Голос у Плотной Куртки был совсем расстроенный. Темно-Серый Костюм услышал, как старик заплакал.
– Я сказал ему, Мартин, что не срал уже две недели. А он говорит: «На небесах тебе это не понадобится». Ведь добрый, правда?
– Очень. Действительно, очень добрый.
– Бери два разных сыра. Всегда два разных.

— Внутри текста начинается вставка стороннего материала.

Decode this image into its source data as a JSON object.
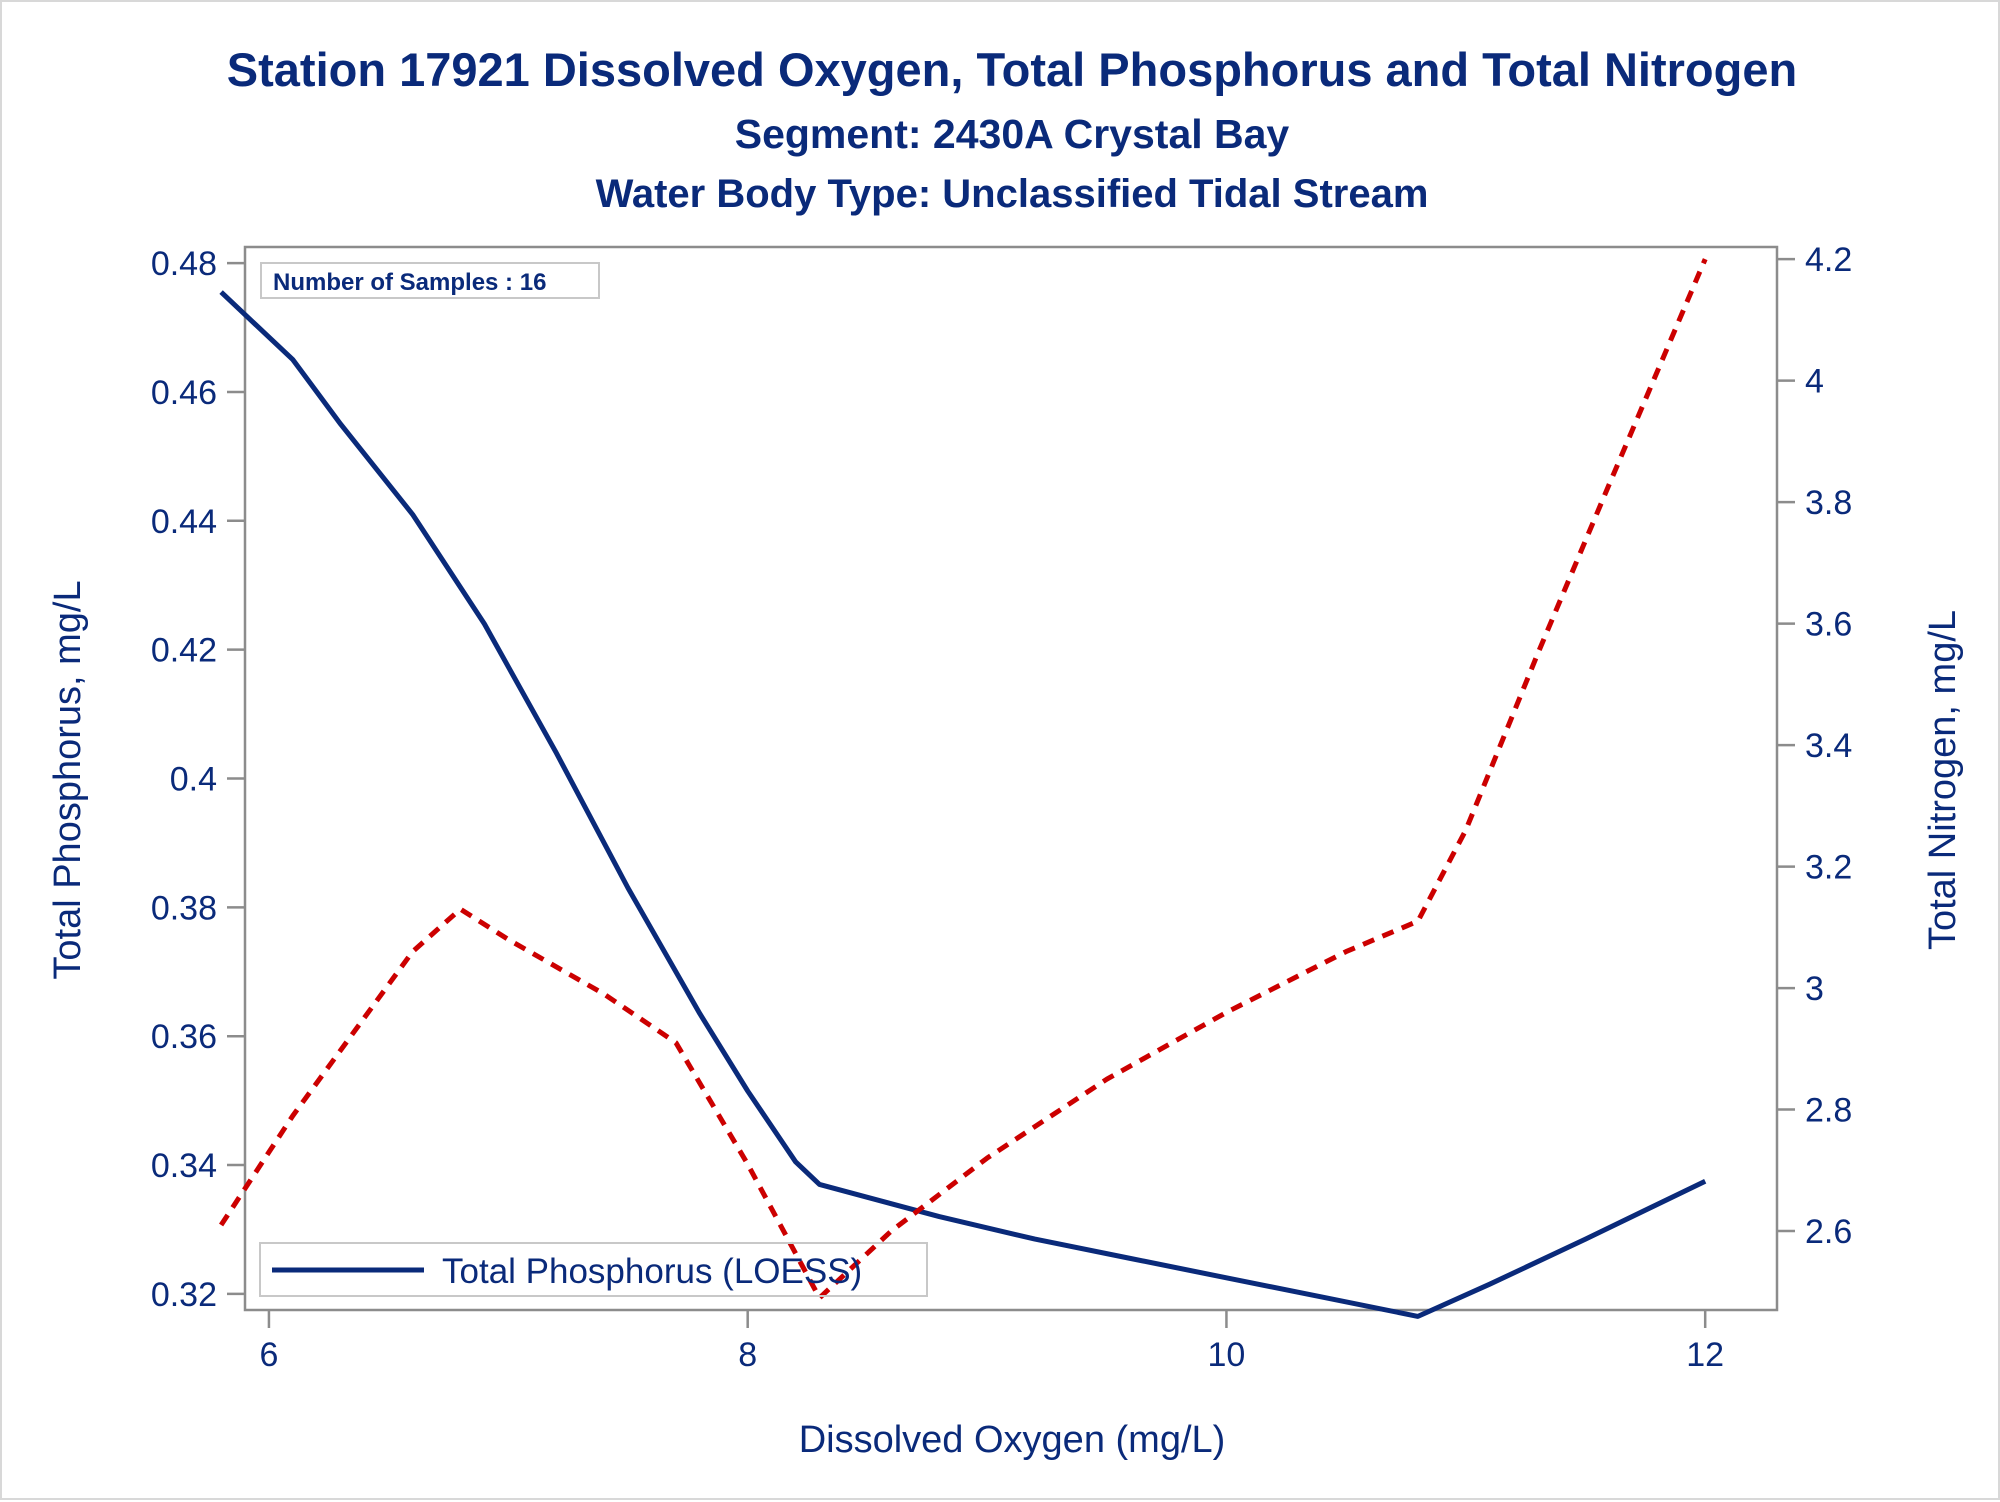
{
  "chart_data": {
    "type": "line",
    "title": "Station 17921  Dissolved Oxygen, Total Phosphorus and Total Nitrogen",
    "subtitle": "Segment: 2430A  Crystal Bay",
    "subtitle2": "Water Body Type: Unclassified Tidal Stream",
    "xlabel": "Dissolved Oxygen (mg/L)",
    "ylabel": "Total Phosphorus, mg/L",
    "y2label": "Total Nitrogen, mg/L",
    "xlim": [
      5.9,
      12.3
    ],
    "ylim": [
      0.3175,
      0.4825
    ],
    "y2lim": [
      2.47,
      4.22
    ],
    "xticks": [
      6,
      8,
      10,
      12
    ],
    "yticks": [
      0.32,
      0.34,
      0.36,
      0.38,
      0.4,
      0.42,
      0.44,
      0.46,
      0.48
    ],
    "ytick_labels": [
      "0.32",
      "0.34",
      "0.36",
      "0.38",
      "0.4",
      "0.42",
      "0.44",
      "0.46",
      "0.48"
    ],
    "y2ticks": [
      2.6,
      2.8,
      3,
      3.2,
      3.4,
      3.6,
      3.8,
      4,
      4.2
    ],
    "y2tick_labels": [
      "2.6",
      "2.8",
      "3",
      "3.2",
      "3.4",
      "3.6",
      "3.8",
      "4",
      "4.2"
    ],
    "annotation": "Number of Samples : 16",
    "legend_position": "bottom-left",
    "grid": false,
    "series": [
      {
        "name": "Total Phosphorus (LOESS)",
        "axis": "left",
        "style": "solid",
        "color": "#0a2a7a",
        "x": [
          5.8,
          6.1,
          6.3,
          6.6,
          6.9,
          7.2,
          7.5,
          7.8,
          8.0,
          8.2,
          8.3,
          8.5,
          8.8,
          9.2,
          9.6,
          10.0,
          10.4,
          10.8,
          11.1,
          11.5,
          12.0
        ],
        "y": [
          0.4755,
          0.465,
          0.455,
          0.441,
          0.424,
          0.404,
          0.383,
          0.3635,
          0.3515,
          0.3405,
          0.337,
          0.335,
          0.332,
          0.3285,
          0.3255,
          0.3225,
          0.3195,
          0.3165,
          0.3215,
          0.3285,
          0.3375
        ]
      },
      {
        "name": "Total Nitrogen",
        "axis": "right",
        "style": "dashed",
        "color": "#cc0000",
        "x": [
          5.8,
          6.1,
          6.6,
          6.8,
          7.0,
          7.4,
          7.7,
          8.0,
          8.3,
          8.6,
          9.0,
          9.5,
          10.0,
          10.5,
          10.8,
          11.0,
          11.3,
          11.6,
          12.0
        ],
        "y": [
          2.61,
          2.79,
          3.06,
          3.13,
          3.08,
          2.99,
          2.91,
          2.71,
          2.49,
          2.6,
          2.72,
          2.85,
          2.96,
          3.06,
          3.11,
          3.26,
          3.55,
          3.83,
          4.2
        ]
      }
    ]
  }
}
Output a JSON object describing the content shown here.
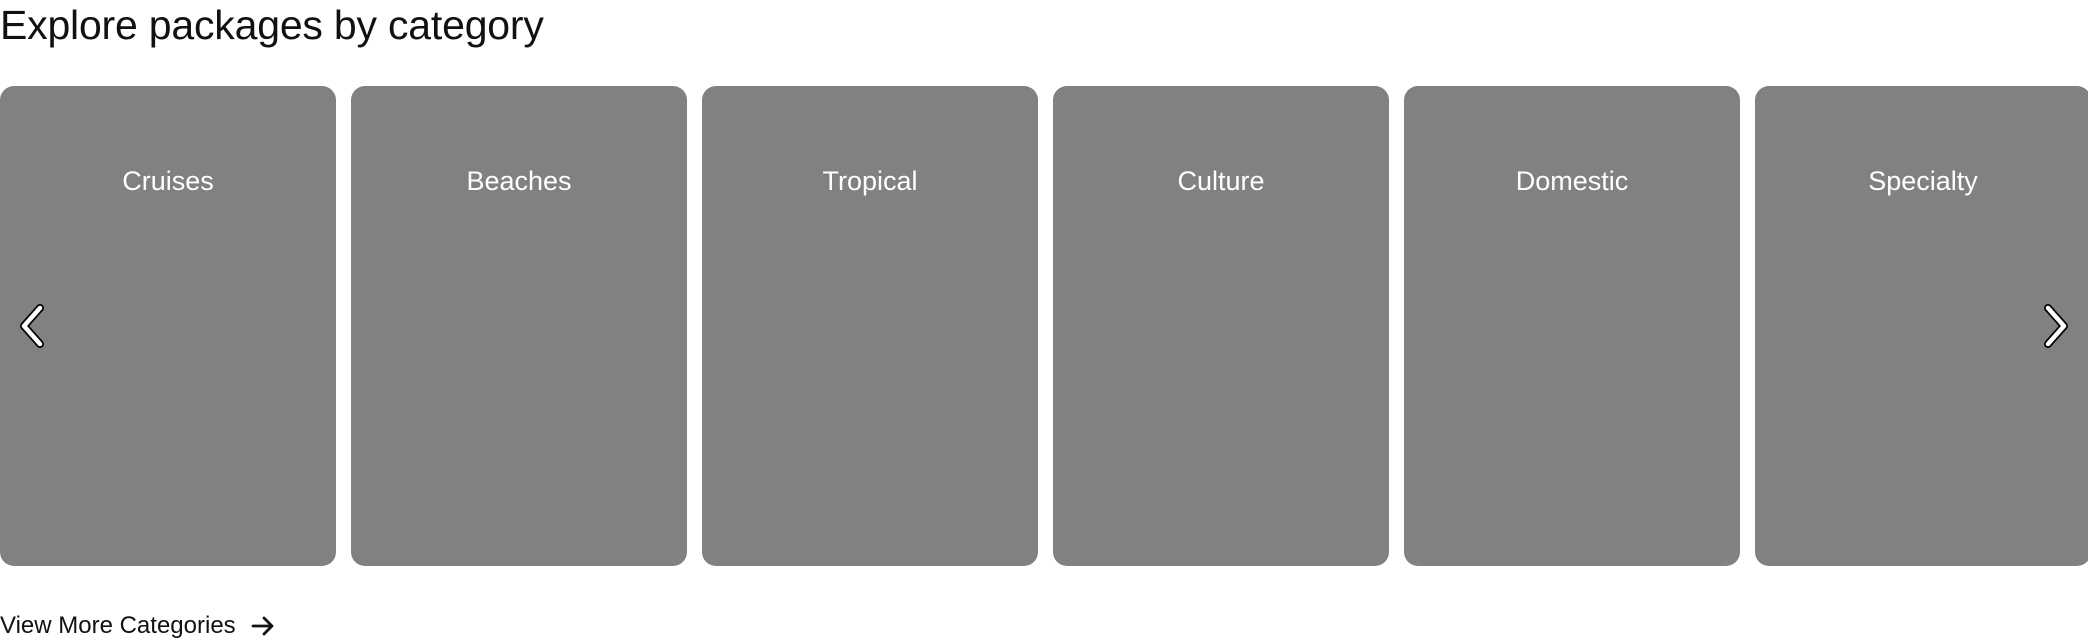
{
  "section": {
    "title": "Explore packages by category"
  },
  "carousel": {
    "previous_icon": "chevron-left-icon",
    "next_icon": "chevron-right-icon",
    "categories": [
      {
        "label": "Cruises"
      },
      {
        "label": "Beaches"
      },
      {
        "label": "Tropical"
      },
      {
        "label": "Culture"
      },
      {
        "label": "Domestic"
      },
      {
        "label": "Specialty"
      }
    ]
  },
  "footer": {
    "view_more_label": "View More Categories",
    "view_more_icon": "arrow-right-icon"
  },
  "colors": {
    "card_background": "#828081",
    "text": "#111111",
    "card_text": "#ffffff"
  }
}
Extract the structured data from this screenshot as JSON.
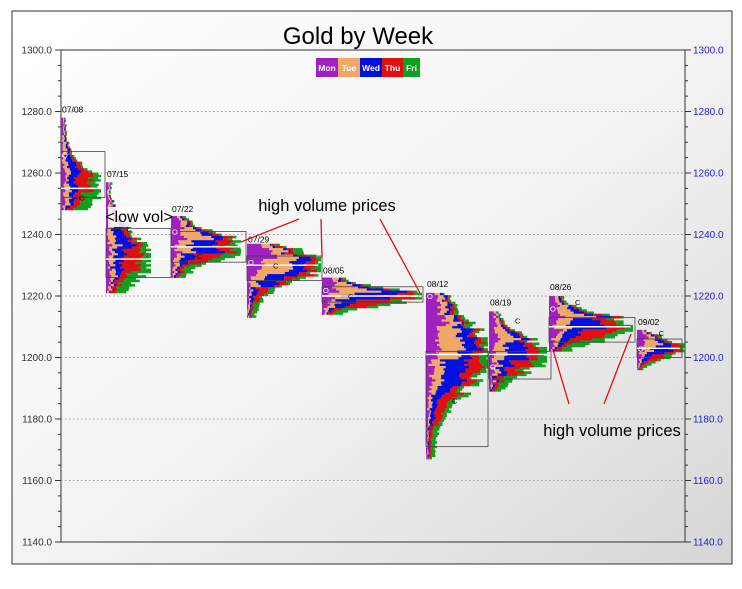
{
  "chart_data": {
    "type": "market-profile",
    "title": "Gold by Week",
    "legend": [
      {
        "label": "Mon",
        "color": "#a020c0"
      },
      {
        "label": "Tue",
        "color": "#f0a868"
      },
      {
        "label": "Wed",
        "color": "#0010e0"
      },
      {
        "label": "Thu",
        "color": "#e01010"
      },
      {
        "label": "Fri",
        "color": "#10a020"
      }
    ],
    "legend_placement": "top-center",
    "y_axis": {
      "min": 1140.0,
      "max": 1300.0,
      "ticks": [
        "1140.0",
        "1160.0",
        "1180.0",
        "1200.0",
        "1220.0",
        "1240.0",
        "1260.0",
        "1280.0",
        "1300.0"
      ],
      "right_tick_color": "#2222cc"
    },
    "grid": true,
    "open_marker": "O",
    "close_marker": "C",
    "weeks": [
      {
        "label": "07/08",
        "high": 1278,
        "low": 1248,
        "poc": 1255,
        "va_high": 1267,
        "va_low": 1252,
        "close": 1252,
        "open": 1266
      },
      {
        "label": "07/15",
        "high": 1257,
        "low": 1221,
        "poc": 1232,
        "va_high": 1242,
        "va_low": 1226,
        "close": 1242,
        "open": 1254
      },
      {
        "label": "07/22",
        "high": 1246,
        "low": 1226,
        "poc": 1236,
        "va_high": 1241,
        "va_low": 1231,
        "close": 1233,
        "open": 1241
      },
      {
        "label": "07/29",
        "high": 1237,
        "low": 1213,
        "poc": 1230,
        "va_high": 1233,
        "va_low": 1225,
        "close": 1230,
        "open": 1231
      },
      {
        "label": "08/05",
        "high": 1226,
        "low": 1214,
        "poc": 1220,
        "va_high": 1223,
        "va_low": 1218,
        "close": 1220,
        "open": 1222
      },
      {
        "label": "08/12",
        "high": 1221,
        "low": 1167,
        "poc": 1201,
        "va_high": 1202,
        "va_low": 1171,
        "close": 1186,
        "open": 1220
      },
      {
        "label": "08/19",
        "high": 1215,
        "low": 1189,
        "poc": 1201,
        "va_high": 1202,
        "va_low": 1193,
        "close": 1212,
        "open": 1197
      },
      {
        "label": "08/26",
        "high": 1220,
        "low": 1202,
        "poc": 1210,
        "va_high": 1213,
        "va_low": 1205,
        "close": 1218,
        "open": 1216
      },
      {
        "label": "09/02",
        "high": 1209,
        "low": 1196,
        "poc": 1203,
        "va_high": 1206,
        "va_low": 1200,
        "close": 1208,
        "open": 1203
      }
    ],
    "annotations": [
      {
        "text": "high volume prices",
        "pointers": [
          [
            3,
            1236
          ],
          [
            4,
            1231
          ],
          [
            5,
            1220
          ]
        ]
      },
      {
        "text": "<low vol>"
      },
      {
        "text": "high volume prices",
        "pointers": [
          [
            7,
            1203
          ],
          [
            8,
            1207
          ]
        ]
      }
    ]
  }
}
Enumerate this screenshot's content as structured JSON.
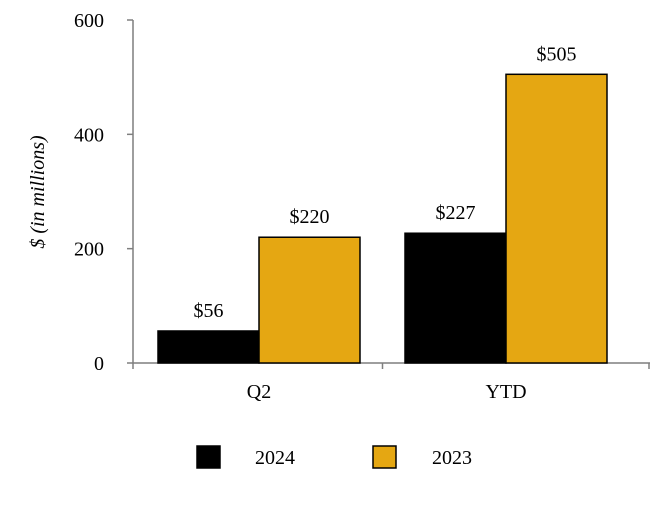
{
  "chart_data": {
    "type": "bar",
    "title": "",
    "xlabel": "",
    "ylabel": "$ (in millions)",
    "categories": [
      "Q2",
      "YTD"
    ],
    "series": [
      {
        "name": "2024",
        "color": "#000000",
        "values": [
          56,
          227
        ],
        "labels": [
          "$56",
          "$227"
        ]
      },
      {
        "name": "2023",
        "color": "#E5A712",
        "values": [
          220,
          505
        ],
        "labels": [
          "$220",
          "$505"
        ]
      }
    ],
    "ylim": [
      0,
      600
    ],
    "yticks": [
      0,
      200,
      400,
      600
    ],
    "grid": false,
    "legend_position": "bottom"
  }
}
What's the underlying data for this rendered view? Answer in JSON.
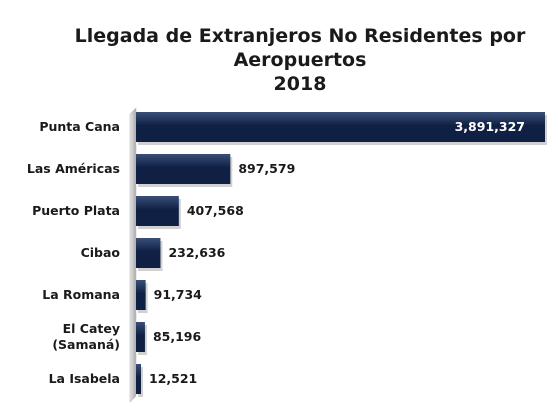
{
  "chart_data": {
    "type": "bar",
    "orientation": "horizontal",
    "title_lines": [
      "Llegada de Extranjeros No Residentes por",
      "Aeropuertos",
      "2018"
    ],
    "categories": [
      [
        "Punta Cana"
      ],
      [
        "Las Américas"
      ],
      [
        "Puerto Plata"
      ],
      [
        "Cibao"
      ],
      [
        "La Romana"
      ],
      [
        "El Catey",
        "(Samaná)"
      ],
      [
        "La Isabela"
      ]
    ],
    "values": [
      3891327,
      897579,
      407568,
      232636,
      91734,
      85196,
      12521
    ],
    "value_labels": [
      "3,891,327",
      "897,579",
      "407,568",
      "232,636",
      "91,734",
      "85,196",
      "12,521"
    ],
    "xlim": [
      0,
      3891327
    ],
    "grid": false,
    "legend": "none"
  },
  "colors": {
    "bar_dark": "#0f2044",
    "bar_light": "#3a4f78",
    "axis_wall": "#bfbfbf",
    "text": "#1a1a1a"
  }
}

Один для мышки, другой для холодильника.
– Хорошо.
– И ветчины немного тоже не повредит. С яичными клецками и красной капусткой. Только сахара не надо.
– Поспи.
Темно-Серый Костюм услышал, как Плотная Куртка поднимается с кровати. Услышал, как он целует Полосатую Ночную Рубашку. Услышал шаги. Услышал… сдавленный шепоток? Темно-Серый Костюм подкрутил усиление до максимума.
– Мартин! Мартин! – хриплый, требовательный шепот старика.
Шаги Плотной Куртки остановились у двери.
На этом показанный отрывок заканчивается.